Click on photos to enlarge.
Moscow was graced a few years ago by the appearance of numerous wonderful street murals in a very short time. They all came about thanks to the Heritage project within the Moscow – Best City on Earth campaign. I’ve written about quite a few and there are still many I have not gotten around to photographing or highlighting here. I have yet to see one of these murals that I don’t like. They fit the Moscow style well. There are lots of “canvases” out there in Moscow, as you can see in this portrait of innovative architect Ivan Leonidov (1902-1959) – flat, open building sidings that are just waiting for someone to come along and spiff them up. In fact, look at the last shot in the block of photos below – there behind the mural of our choice today you see yet another mural, this one a comics-like urban scene. My former neighborhood of Zamoskvorech’e was the site of one of my favorite street murals in all of Moscow, an extremely delicate rendering of a perfectly symmetrical flowering tree. It is not humorous, makes no declarations, has no references (to my knowledge), but is just downright beautiful. On the rare occasion that I think about Zamoskvorech’e these days, I often recall that tree.
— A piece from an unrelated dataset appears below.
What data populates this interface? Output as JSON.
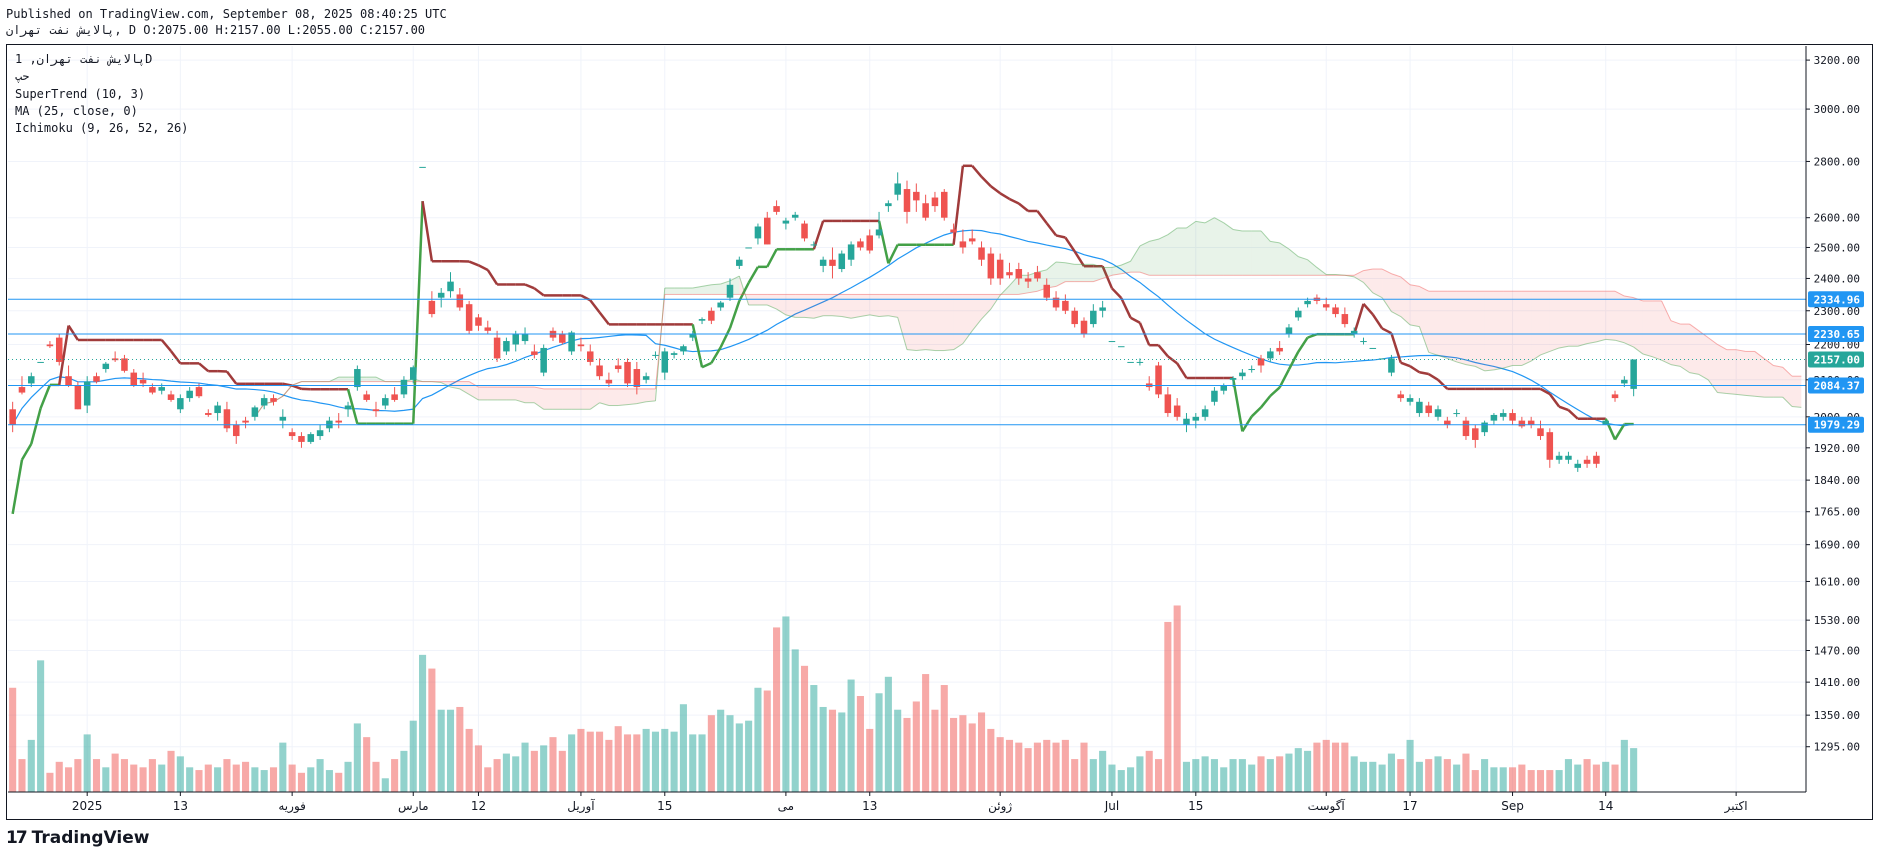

But back to the topic at hand.
Leonidov is not a household name although his contribution to Russian culture is deep. It would have been deeper yet had he come of age in a different era. Few of his major designs were actually built. There were really only a few years (1927 to 1930) when he worked at more or less full capacity. One of his most important designs was for the Lenin Institute in 1927. The TotalArch website describes it and Leonidov’s contribution to Soviet architecture of the time:
“This project revealed Leonidov’s innovative understanding of the principles of building a modern city, and the spatial organization of its elements. For him a modern urban architectural ensemble was not a piece of organized space carved out of a tightly built city, but formed an ensemble in clusters of buildings that compositionally ‘dominate’ a certain area of space which plays a unifying, rather than subordinate, role. Leonidov recognized the connection between architecture and nature, not only by taking into account the landscape and surrounding vegetation, but primarily in the interaction of the building with space.”
He was a frequent contributor to, and a member of, the editorial board of Contemporary Architecture magazine. When his work, much of it designed in the Constructivist style, came under attack from Party hacks beginning in 1929 (“Leonidovitis and its Harm” in Art for the Masses magazine), he used the pages of CA to answer his critics. The result was that the magazine was shut down and Leonidov was fired from his teaching job at the architecture institute.
Leonidov is one of the Russian architects associated with the “genre,” if you will, of “paper architecture” or “visionary architecture.” That is, many of his projects never made it further than the design table and the paper they were drawn on. In part this was because some of his ideas were ahead of their time and could not yet be realized with the tools then available. But it was also because his work was generally ignored or rejected. You can see some of his designs in a Russian Live Journal post (the pictures of actual buildings here belong to other architects). One of Leonidov’s legendary, unrealized designs was called City of the Sun. Its central theme was, no more and no less, the happiness of people.
Leonidov appears not to have known a great deal of happiness in his life, at least, not once the Communists began messing with his work. He was born in a village outside St. Petersburg. His father was a forest ranger. He came to study in Moscow in the mid-1920s and his first successful designs were for improved peasant huts. He also designed living quarters for workers in the city of Ivanovo, a building for Belorussian University in Minsk, and standardized workers clubs that could be erected most anywhere. Throughout the 1930s – after the attacks on him – he worked at various “odd” jobs in various brigades, often in the provinces. Professionally, however, and for someone who had begun with such promise, his career was virtually on hold. In 1943, during World War II, he received a concussion in battle and was demobilized from the army. Things got so bad that, after the war, he was occasionally relegated to curating museum exhibits. He continued to work on his City of the Sun, but to no avail.
The mural located at 5 Sretenka Street in the northern center of Moscow, was unveiled in December 2014. According to an apparently reliable Russian website, it was created by an artist who goes by the name of Jem and works for a group whose name is sometimes given as kARTina Repina (Repin’s PAINTing) or, as it is given on the mural wall, KARTINAREPINA. The Heritage and Best City on Earth campaigns were curated by Novatek Art.
Ivan’s work is probably some of the most influential to me as a designer. Thanks for this!
Love that, Michael! Thank you for sharing!